Tuesday, 7 May 2013

he has a what?

Folks have been asking, so I'm going to try and explain Smiler ~ very much easier said than done!  Everyone take a deep breath ...

Smiler has a unique genetic condition ~ an unbalanced translocation of chromosomes 13 and 15.  The vast majority of us have two copies of each chromosome, but Smiler has one 'normal' (don't get me started) chromosome 13 and 15, but instead of one more of each he has about half of 13, and attached to it, a chunk of his second 15.

With me so far?  Great ~ onto some mythbusting . . .
It is a genetic condition.  Every cell in Smiler's body carries this fault, and has done since the moment of conception ~ it's not something he 'caught', and it's not something others can catch (we have been asked...) by being around him, or breathing near him, or, well, you know, all those other ways people catch things ~ he could lick your face repeatedly (which he would happily do, given the chance!) and your DNA would be safe.

It was a complete fluke ~ just 'one of those things'.  You know how they tell you the odds of things happening?  Imagine you're told there's a one in a million chance of your brand new car breaking down today~ it's pretty much definitely okay, right?  And if it's a one in ten million chance?  One in a billion? One in seven billion?  Well, that's Smiler ~ he's that one in seven billion.  Let me tell you, when you're the one, you don't care how many times other people's cars don't break down.

Does that make any sense?

The non~scientific way that I understand (and explain it to others) is that Smiler, and all babies, are kind of like complex Lego models, with in depth instructions.  With Smiler, a page or two went missing from the instructions, so some systems got kind of fudged, but look broadly the same from the outside.
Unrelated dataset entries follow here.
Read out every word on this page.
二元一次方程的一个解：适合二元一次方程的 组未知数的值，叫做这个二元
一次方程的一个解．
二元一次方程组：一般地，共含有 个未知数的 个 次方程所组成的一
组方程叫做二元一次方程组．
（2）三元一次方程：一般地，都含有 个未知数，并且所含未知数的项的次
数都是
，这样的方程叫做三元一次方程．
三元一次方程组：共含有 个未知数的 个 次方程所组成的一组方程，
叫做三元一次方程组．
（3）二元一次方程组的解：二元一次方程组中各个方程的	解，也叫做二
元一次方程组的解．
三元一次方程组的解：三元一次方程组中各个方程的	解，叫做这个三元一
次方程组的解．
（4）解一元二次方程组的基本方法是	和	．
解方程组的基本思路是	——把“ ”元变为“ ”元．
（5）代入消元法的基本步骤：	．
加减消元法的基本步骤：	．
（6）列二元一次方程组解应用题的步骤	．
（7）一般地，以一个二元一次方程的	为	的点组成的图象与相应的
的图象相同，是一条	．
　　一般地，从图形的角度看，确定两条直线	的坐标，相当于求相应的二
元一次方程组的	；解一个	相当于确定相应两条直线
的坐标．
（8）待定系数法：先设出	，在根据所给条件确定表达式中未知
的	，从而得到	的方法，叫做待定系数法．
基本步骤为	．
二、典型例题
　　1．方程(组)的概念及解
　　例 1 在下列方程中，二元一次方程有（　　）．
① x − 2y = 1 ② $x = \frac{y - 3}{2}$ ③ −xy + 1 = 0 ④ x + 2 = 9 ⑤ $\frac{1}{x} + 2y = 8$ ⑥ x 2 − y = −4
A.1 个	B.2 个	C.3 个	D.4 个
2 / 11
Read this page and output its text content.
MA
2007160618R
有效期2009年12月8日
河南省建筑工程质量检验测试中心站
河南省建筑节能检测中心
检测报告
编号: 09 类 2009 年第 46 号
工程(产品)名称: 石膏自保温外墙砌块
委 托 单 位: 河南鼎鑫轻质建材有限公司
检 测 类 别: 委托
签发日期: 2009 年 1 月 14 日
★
So Smiler really is a one off.  His genetic make up is unique, which isn't nearly as rare as it sounds ~ he's the only person recorded to have these exact pieces missing, but plenty of others have different disorders ~ check out Unique ~ they probably explain much better than I do anyway!  It was only when I understood how much can (and does) go wrong that I realised how amazing it is that any of us are 'normal'.

We've heard a fair few negative comments from medical professionals over the years :

He is a statistical impossibility. . .
          . . . well, there's always one (see above!)

He should never have been able to be carried to term. . .
          . . . but he managed an extra three weeks.

He should never have survived birth. . .
          . . . but he breathed by himself almost immediately.

He is an anomaly. . .
          . . . but what is normal?

He is a genetic mutant. . .
          . . . just like the x~men then.

He is a freak of nature. . .
. . .
He is my son.


  1. Wow you've met some fairly insensitive professionals :( But I'm glad I've found you, and odd that I called my child with no diagnosis Smiley :)

    1. There've been some fantastic ones too! Thank you for reading, and for taking the time to comment. I hope that your Smiley is doing well!